コントラスト回避モデルの影響を軽くする3つの方法
1. 不安や恐怖を受け入れていく
コントラスト回避モデルでは、大きな不安や恐怖を避けるために、小さな不安を感じ続けたり、恐怖の準備のために緊張状態が続くものです。
そのため、不安や恐怖などを受け入れていくことが大切です。
- 目標: ネガティブな結果の可能性を現実的に評価し、心配や反芻思考がもたらす感情の安定感に依存しない方法を身につける。
- 具体的な方法:
- 認知行動療法
- ACTやセルフコンパッションなどマインドフルネス系テクニック
2. 少しずつリラックス状態に慣れていく
コントラスト回避モデルでは、心配や反芻思考は「自分を守るために行っている」ので、単にリラックスしようとしてもネガティブな結果に終わることがあります。
「リラックスしていても大丈夫」という体験を積み重ねていくことが大切です。
リラックスしようとすると、逆に不安や緊張感が増すリラグゼーション誘発性不安もコントラスト回避モデルが主な原因と言われてます。
- 実践法:
①呼吸法などを行うときに「リラックスしなくても、酸素が体中に巡ればOK」と考える。
②自分の意識がそれるリラックス法を試す。
好きな音楽を聴く、動画を見るなど、注意力を方向を変えやすいもの。
①は感情調整の「認知的再評価」、②は「注意の選択」
3. 感情コントラストへのエクスポージャー
エクスポージャーはもともとは不安に慣れるものですが、感情コントラスト回避では「ポジティブな感情を楽しむこと」や「ネガティブな感情が予期せぬ形で訪れる状況」に少しずつ慣れていくことが大切です。

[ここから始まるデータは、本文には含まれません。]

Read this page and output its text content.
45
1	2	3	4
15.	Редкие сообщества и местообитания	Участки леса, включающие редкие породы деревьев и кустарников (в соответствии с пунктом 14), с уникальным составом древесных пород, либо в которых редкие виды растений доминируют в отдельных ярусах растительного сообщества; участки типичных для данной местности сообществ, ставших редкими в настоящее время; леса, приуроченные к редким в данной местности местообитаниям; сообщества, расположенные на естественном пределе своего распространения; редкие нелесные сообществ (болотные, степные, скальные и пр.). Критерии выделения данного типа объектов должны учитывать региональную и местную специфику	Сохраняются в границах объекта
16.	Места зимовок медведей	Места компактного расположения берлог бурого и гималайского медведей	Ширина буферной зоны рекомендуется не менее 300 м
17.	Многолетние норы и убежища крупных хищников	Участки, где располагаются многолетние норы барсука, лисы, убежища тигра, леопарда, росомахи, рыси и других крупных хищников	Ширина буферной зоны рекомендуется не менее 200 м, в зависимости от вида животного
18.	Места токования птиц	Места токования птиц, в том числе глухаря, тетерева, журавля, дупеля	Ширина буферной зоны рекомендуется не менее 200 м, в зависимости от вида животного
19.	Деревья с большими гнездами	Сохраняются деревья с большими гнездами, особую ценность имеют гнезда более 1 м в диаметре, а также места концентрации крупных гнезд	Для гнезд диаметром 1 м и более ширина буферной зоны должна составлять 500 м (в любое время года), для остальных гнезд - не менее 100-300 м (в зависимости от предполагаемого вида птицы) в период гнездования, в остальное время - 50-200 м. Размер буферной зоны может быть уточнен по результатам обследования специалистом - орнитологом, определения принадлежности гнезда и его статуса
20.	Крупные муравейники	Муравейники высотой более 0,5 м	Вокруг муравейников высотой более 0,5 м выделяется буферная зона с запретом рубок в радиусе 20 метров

- 目的: 感情コントラスト(感情が大きく動く事)を体験して、その影響を実際よりも少ないものとして認識する。
- 実践例:
大きなリスクがないレベルで「新しい体験」に少しずつ慣れていく。
※結果、ポジティブになるかネガティブになるか分からないことに慣れる。
心配や不安を必要としているのがポイント
感情コントラストを避けるために、心配や不安や反芻思考を心理的な防御として必要としているのがポイントです。
そのため、「大丈夫」「なんとかなる」がマイナスに働くことがあります。
大切なのは「現実的な根拠」や「理由」を同時に考えること。
そのため、人に言う場合は「(根拠や理由を伝えて)だから、大丈夫」や「(根拠や理由を伝えて)だから、なんとかなるよ」と言い方を変えるのが大事です。
自分が自分に対して伝えるときも同じです。
根拠や理由を伝えずに、「大丈夫」とだけ伝えると、「必要としている心配と不安だけがなくなるだけで、そのあと感情が不安定になる可能性がある」からです。
誰かに言う場合は、誰かが大丈夫と声をかけないと、不安になってしまう可能性があります。
【動画】コントラスト回避モデルに関連する悩み
まとめ
コントラスト回避モデル(CAM)は、不安や心配が「感情の急激な変化」を避けるための心理的な防御として働くことを説明する理論です。
感情コントラストを避けるために心配や反芻が続くことで、結果的にストレスや不安を慢性的に高める可能性があります。
感情コントラスト回避を軽減するためには、不安や恐怖を受け入れたり、リラックス状態に少しずつ慣れたり、感情の変動を少しずつ体験して慣れることが重要です。
また、「大丈夫」と伝える際には、現実的な根拠や理由を一緒に添えることが大切です。